Douroub aims to reinforce some components of the cultural map as a practical tool of knowledge, as well as utilising artistic approaches to promote the stability of these communities and provide platforms for them to share their stories and collective memory. Moreover, it applies a modern and advanced approach to electronically preserve the Syrian intangible heritage to always have it available in upcoming years for all generations.

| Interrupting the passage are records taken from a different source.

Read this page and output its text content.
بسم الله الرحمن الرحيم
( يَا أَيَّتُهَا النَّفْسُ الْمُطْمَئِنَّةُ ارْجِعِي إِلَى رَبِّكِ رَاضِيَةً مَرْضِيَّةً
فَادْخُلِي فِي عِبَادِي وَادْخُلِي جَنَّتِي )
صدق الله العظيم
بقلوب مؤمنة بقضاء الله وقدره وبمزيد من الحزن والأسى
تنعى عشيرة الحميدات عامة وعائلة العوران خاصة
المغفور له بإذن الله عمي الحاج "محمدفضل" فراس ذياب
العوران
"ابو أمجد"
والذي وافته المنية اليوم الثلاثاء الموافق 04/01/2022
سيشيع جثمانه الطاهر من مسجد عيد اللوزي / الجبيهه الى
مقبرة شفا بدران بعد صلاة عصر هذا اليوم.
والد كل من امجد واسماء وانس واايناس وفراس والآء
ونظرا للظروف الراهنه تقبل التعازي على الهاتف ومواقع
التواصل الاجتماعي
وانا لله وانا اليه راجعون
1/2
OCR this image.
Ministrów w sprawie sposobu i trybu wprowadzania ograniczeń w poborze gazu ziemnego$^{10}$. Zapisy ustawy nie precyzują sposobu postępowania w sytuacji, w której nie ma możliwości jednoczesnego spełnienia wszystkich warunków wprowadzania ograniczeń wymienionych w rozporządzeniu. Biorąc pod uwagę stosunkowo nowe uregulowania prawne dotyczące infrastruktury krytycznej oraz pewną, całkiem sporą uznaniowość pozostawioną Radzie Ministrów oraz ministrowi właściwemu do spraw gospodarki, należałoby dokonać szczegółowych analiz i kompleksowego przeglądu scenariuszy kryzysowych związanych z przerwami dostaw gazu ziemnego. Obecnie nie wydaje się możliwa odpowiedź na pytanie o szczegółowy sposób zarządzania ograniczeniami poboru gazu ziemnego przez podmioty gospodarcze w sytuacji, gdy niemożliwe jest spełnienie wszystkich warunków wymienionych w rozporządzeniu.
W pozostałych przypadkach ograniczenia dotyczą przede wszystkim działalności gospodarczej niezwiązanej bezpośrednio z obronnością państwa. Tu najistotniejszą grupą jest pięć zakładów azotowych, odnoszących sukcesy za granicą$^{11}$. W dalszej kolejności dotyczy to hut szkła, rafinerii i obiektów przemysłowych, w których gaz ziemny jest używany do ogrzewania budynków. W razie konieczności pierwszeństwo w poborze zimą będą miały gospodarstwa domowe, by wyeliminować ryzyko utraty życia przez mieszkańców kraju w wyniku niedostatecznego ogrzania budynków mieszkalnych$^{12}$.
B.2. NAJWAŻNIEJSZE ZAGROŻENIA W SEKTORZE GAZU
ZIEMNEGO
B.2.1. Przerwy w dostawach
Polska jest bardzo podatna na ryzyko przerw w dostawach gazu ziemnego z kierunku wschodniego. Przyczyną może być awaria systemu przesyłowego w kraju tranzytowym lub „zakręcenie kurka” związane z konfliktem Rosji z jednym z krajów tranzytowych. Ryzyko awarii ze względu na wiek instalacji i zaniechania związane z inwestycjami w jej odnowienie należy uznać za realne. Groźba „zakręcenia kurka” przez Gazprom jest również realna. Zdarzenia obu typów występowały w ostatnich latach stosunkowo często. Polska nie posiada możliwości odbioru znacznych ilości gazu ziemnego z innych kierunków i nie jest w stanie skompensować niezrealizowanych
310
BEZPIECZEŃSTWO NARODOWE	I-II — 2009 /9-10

Introduction & Work Approaches
For centuries, Syrian folk heritage has been a bedrock of national and regional heritage and social identity. This umbrella term ‘folk heritage’ encompasses oral traditions, crafts, and other popular cultural expressions founded on traditional knowledge and custom transmitted intergenerationally. The significance of this heritage cannot be understated - Syrian epic poetry, for example, even informed the Homerian epic, itself the basis of European epic literature. Yet today, Syria folk heritages are under severe threat of extinction due to challenges arising from conflict and the climate crisis.
Recent years have seen a swift acceleration of climate crisis, conflict, scarcity, and exodus across Syria having serious implications for the survival of Syrian cultural heritage. Moreover, most heritage in Syria has historically been transmitted intergenerationally through the family: today, families have been shattered by death and displacement, and desperation has driven family members away from traditional jobs, social roles, and activities.
Against this backdrop, Ettijahat-Independent Culture aims to respond to the need of safeguarding efforts to protect Syrian intangible cultural heritage and to empower and train other heritage sector stakeholders in order that they can do the same. Ettijahat will prioritise the heritages of communities with a focus on ‘minority’ groups categorised by shared ethnicity, religious/spiritual beliefs, sexual orientation, gender, political affiliation, geographical location, or social or economic status.